Recensé : Matthieu Saladin, Esthétique de l’improvisation libre. Expérimentation musicale et politique, Dijon, Presses du réel, 2014, 391 p.

L’improvisation en musique est une pratique probablement aussi vieille que la musique elle-même. Elle occupe une place importante dans de nombreuses cultures et pratiques musicales [1], même si sa place dans la tradition savante occidentale n’a cessé de se réduire comme peau de chagrin depuis le XIXe siècle [2]. La popularité qu’a pu connaître tout au long du XXe siècle le jazz, dont l’improvisation est un ingrédient majeur, ainsi que l’attention croissante accordée à l’indétermination et aux formes ouvertes dans la musique savante d’avant-garde [3], ont cependant contribué à donner un souffle nouveau à cette pratique dans les consciences musicales européennes à tel point que l’on voit apparaître dans les années 1960 des ensembles musicaux quasi exclusivement voués à l’improvisation sous une forme totale et radicalisée. C’est à ces expériences européennes de l’improvisation libre qu’est consacré le livre de Matthieu Saladin, Esthétique de l’improvisation libre. Expérimentations musicales et politiques.

Chronique d’une émergence

L’improvisation dite « libre » peut être décrite comme une forme d’improvisation radicalisée.
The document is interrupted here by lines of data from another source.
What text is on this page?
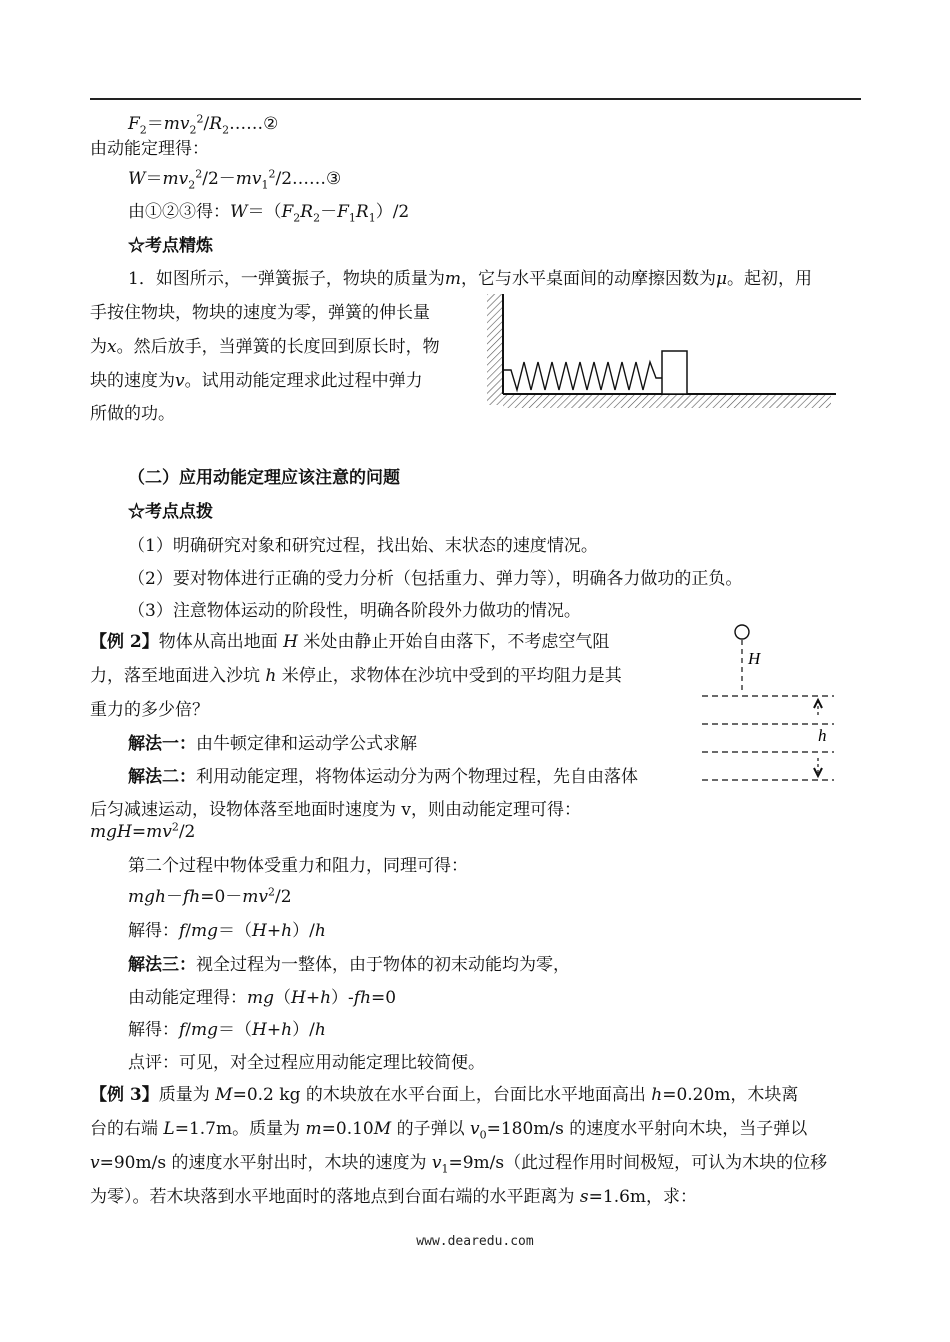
$F_2=mv_2^2/R_2\dots\dots ②$
由动能定理得：
$W=mv_2^2/2-mv_1^2/2\dots\dots ③$
由①②③得：$W=(F_2R_2-F_1R_1)/2$
☆考点精炼
1．如图所示，一弹簧振子，物块的质量为m，它与水平桌面间的动摩擦因数为μ。起初，用
手按住物块，物块的速度为零，弹簧的伸长量
为x。然后放手，当弹簧的长度回到原长时，物
块的速度为v。试用动能定理求此过程中弹力
所做的功。
（二）应用动能定理应该注意的问题
☆考点点拨
（1）明确研究对象和研究过程，找出始、末状态的速度情况。
（2）要对物体进行正确的受力分析（包括重力、弹力等），明确各力做功的正负。
（3）注意物体运动的阶段性，明确各阶段外力做功的情况。
【例 2】物体从高出地面 H 米处由静止开始自由落下，不考虑空气阻
力，落至地面进入沙坑 h 米停止，求物体在沙坑中受到的平均阻力是其
重力的多少倍？
解法一：由牛顿定律和运动学公式求解
解法二：利用动能定理，将物体运动分为两个物理过程，先自由落体
后匀减速运动，设物体落至地面时速度为 v，则由动能定理可得：
$mgH=mv^2/2$
第二个过程中物体受重力和阻力，同理可得：
$mgh-fh=0-mv^2/2$
解得：f/mg＝（H+h）/h
解法三：视全过程为一整体，由于物体的初末动能均为零，
由动能定理得：mg（H+h）-fh=0
解得：f/mg＝（H+h）/h
点评：可见，对全过程应用动能定理比较简便。
H
h
【例 3】质量为 M=0.2 kg 的木块放在水平台面上，台面比水平地面高出 h=0.20m，木块离
台的右端 L=1.7m。质量为 m=0.10M 的子弹以 $v_0=180m/s$ 的速度水平射向木块，当子弹以
v=90m/s 的速度水平射出时，木块的速度为 $v_1=9m/s$（此过程作用时间极短，可认为木块的位移
为零）。若木块落到水平地面时的落地点到台面右端的水平距离为 s=1.6m，求：
www.dearedu.com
Dans d’autres genres d’improvisation, comme le jazz dans ses formes les plus traditionnelles, l’improvisation peut être assimilée au fait de broder sur un canevas prédéfini : le jazzman improvise à partir d’un standard, qui est souvent une chanson tirée d’une comédie musicale américaine. Il dispose certes d’une certaine marge de liberté dans la construction de ses lignes mélodiques, une marge de liberté dont il fait usage dans l’instant en composant ses mélodies au fil de la plume, pour utiliser une métaphore littéraire. Mais ce faisant, il suit à chaque instant la structure du standard et obéit à certaines contraintes stylistiques propres à la musique de jazz. L’improvisation libre qui intéresse Matthieu Saladin vise au contraire à rejeter toute forme de contrainte préalable afin de plonger la musique dans un flux constant de création spontanée où en principe tout peut arriver à chaque instant. Improviser revient alors, pour ainsi dire, à broder sans canevas. L’improvisation libre généralise ainsi à la musique dans son ensemble la liberté qui n’apparaît que sous une forme partielle et localisée dans les genres plus traditionnels de musique improvisée.
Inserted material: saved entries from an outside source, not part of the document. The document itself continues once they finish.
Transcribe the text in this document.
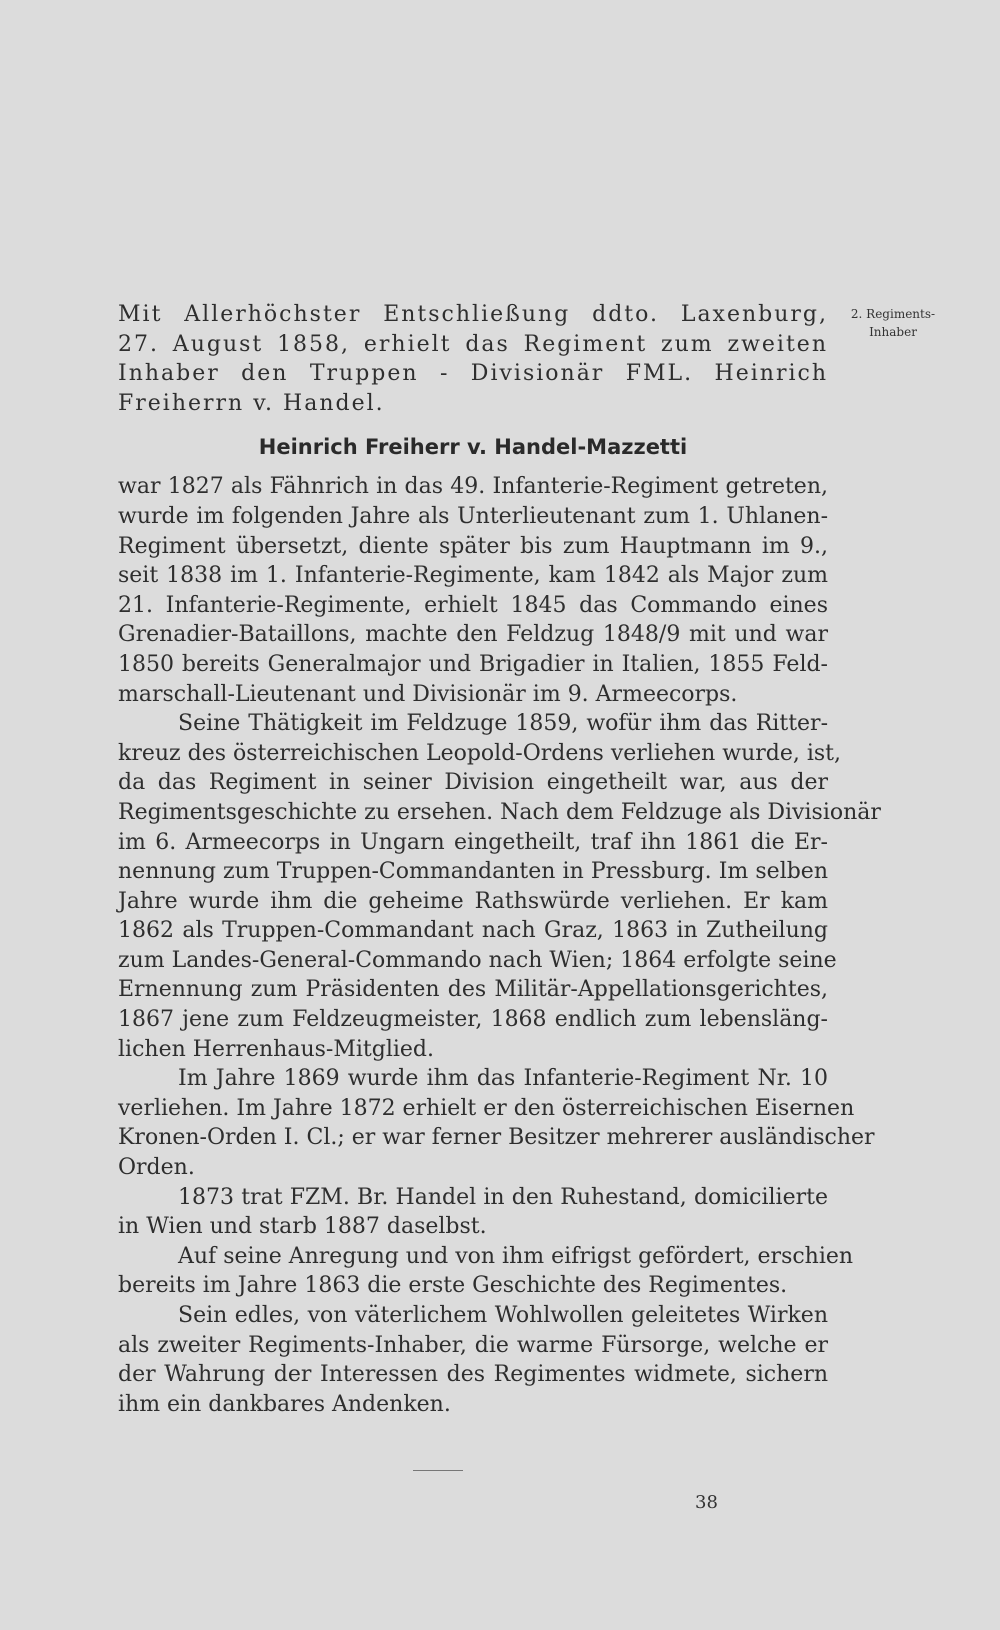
2. Regiments-
Inhaber
Mit Allerhöchster Entschließung ddto. Laxenburg,
27. August 1858, erhielt das Regiment zum zweiten
Inhaber den Truppen - Divisionär FML. Heinrich
Freiherrn v. Handel.
Heinrich Freiherr v. Handel-Mazzetti
war 1827 als Fähnrich in das 49. Infanterie-Regiment getreten,
wurde im folgenden Jahre als Unterlieutenant zum 1. Uhlanen-
Regiment übersetzt, diente später bis zum Hauptmann im 9.,
seit 1838 im 1. Infanterie-Regimente, kam 1842 als Major zum
21. Infanterie-Regimente, erhielt 1845 das Commando eines
Grenadier-Bataillons, machte den Feldzug 1848/9 mit und war
1850 bereits Generalmajor und Brigadier in Italien, 1855 Feld-
marschall-Lieutenant und Divisionär im 9. Armeecorps.
Seine Thätigkeit im Feldzuge 1859, wofür ihm das Ritter-
kreuz des österreichischen Leopold-Ordens verliehen wurde, ist,
da das Regiment in seiner Division eingetheilt war, aus der
Regimentsgeschichte zu ersehen. Nach dem Feldzuge als Divisionär
im 6. Armeecorps in Ungarn eingetheilt, traf ihn 1861 die Er-
nennung zum Truppen-Commandanten in Pressburg. Im selben
Jahre wurde ihm die geheime Rathswürde verliehen. Er kam
1862 als Truppen-Commandant nach Graz, 1863 in Zutheilung
zum Landes-General-Commando nach Wien; 1864 erfolgte seine
Ernennung zum Präsidenten des Militär-Appellationsgerichtes,
1867 jene zum Feldzeugmeister, 1868 endlich zum lebensläng-
lichen Herrenhaus-Mitglied.
Im Jahre 1869 wurde ihm das Infanterie-Regiment Nr. 10
verliehen. Im Jahre 1872 erhielt er den österreichischen Eisernen
Kronen-Orden I. Cl.; er war ferner Besitzer mehrerer ausländischer
Orden.
1873 trat FZM. Br. Handel in den Ruhestand, domicilierte
in Wien und starb 1887 daselbst.
Auf seine Anregung und von ihm eifrigst gefördert, erschien
bereits im Jahre 1863 die erste Geschichte des Regimentes.
Sein edles, von väterlichem Wohlwollen geleitetes Wirken
als zweiter Regiments-Inhaber, die warme Fürsorge, welche er
der Wahrung der Interessen des Regimentes widmete, sichern
ihm ein dankbares Andenken.
38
L’idée d’improvisation libre, au sens que nous venons de définir, est une invention relativement récente. C’est en effet dans l’effervescence musicale (et pas seulement musicale) des années 1960 qu’émerge cette approche de l’improvisation, dont les ensembles AMM et Spontaneous Music Ensemble en Grande Bretagne ainsi que Musica Elettronica Viva en Italie font figure de pionniers en Europe. Une première ambition du livre de Matthieu Saladin est de raconter cette émergence, en dessinant successivement les portraits de ces trois figures de l’improvisation libre dans les trois premiers chapitres du livre.
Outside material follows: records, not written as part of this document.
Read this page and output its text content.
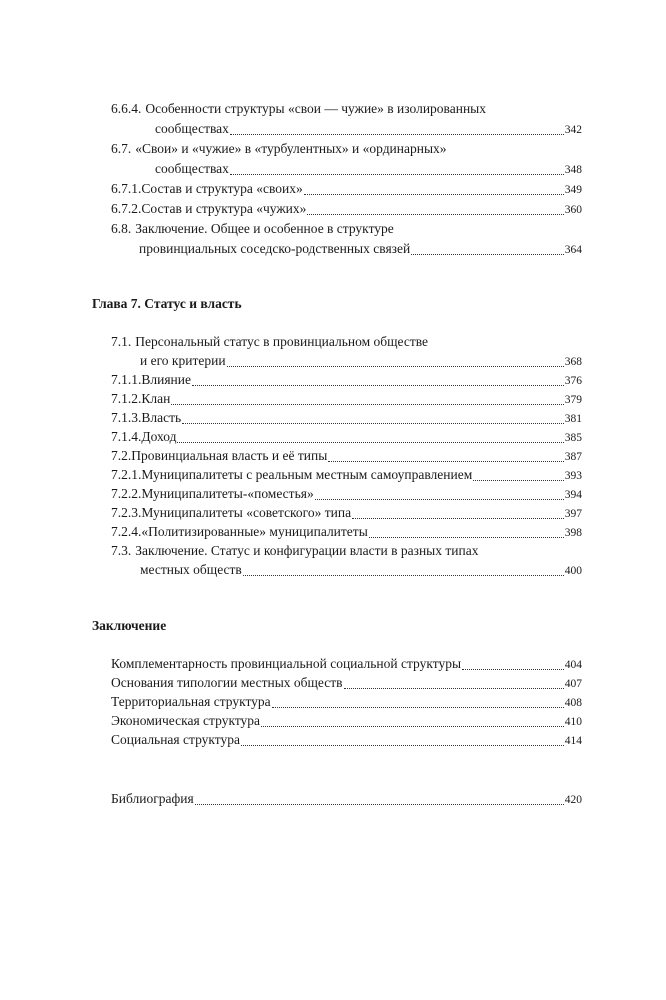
6.6.4. Особенности структуры «свои — чужие» в изолированных
сообществах	342
6.7. «Свои» и «чужие» в «турбулентных» и «ординарных»
сообществах	348
6.7.1. Состав и структура «своих»	349
6.7.2. Состав и структура «чужих»	360
6.8. Заключение. Общее и особенное в структуре
провинциальных соседско-родственных связей	364
Глава 7. Статус и власть
7.1. Персональный статус в провинциальном обществе
и его критерии	368
7.1.1. Влияние	376
7.1.2. Клан	379
7.1.3. Власть	381
7.1.4. Доход	385
7.2. Провинциальная власть и её типы	387
7.2.1. Муниципалитеты с реальным местным самоуправлением	393
7.2.2. Муниципалитеты-«поместья»	394
7.2.3. Муниципалитеты «советского» типа	397
7.2.4. «Политизированные» муниципалитеты	398
7.3. Заключение. Статус и конфигурации власти в разных типах
местных обществ	400
Заключение
Комплементарность провинциальной социальной структуры	404
Основания типологии местных обществ	407
Территориальная структура	408
Экономическая структура	410
Социальная структура	414
Библиография	420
On peut ainsi parcourir les différents chemins qui ont mené chacun de ces groupes à sa propre pratique de l’improvisation et apprécier l’angle particulier sous lequel ils l’ont envisagée. Les membres de SME sont au départ des musiciens de jazz marqués par le tournant que prend le free jazz au début des années 1960 [4]. Ils envisagent l’improvisation libre comme une méthode de l’écoute mutuelle, fondée sur un principe d’égalité entre les différents membres du collectif. AMM de son côté naît de la rencontre de déçus du jazz et intrigué par les ressources nouvelles de l’improvisation (Cornelius Cardew), tous partis à la recherche de « l’invention de soi » (p. 45), où le « soi » recherché est un soi collectif qui suppose une « désidentification de l’individualité sonore » (p. 53) de chaque instrumentiste. MEV occupe peut-être une place un peu à part dans la mesure où ses principaux instigateurs sont des compositeurs d’avant-garde américains exilés sur le vieux continent, fascinés par les dernières trouvailles de la technologie électro-acoustique et les possibilités nouvelles qu’elles offrent en matière d’interaction en direct.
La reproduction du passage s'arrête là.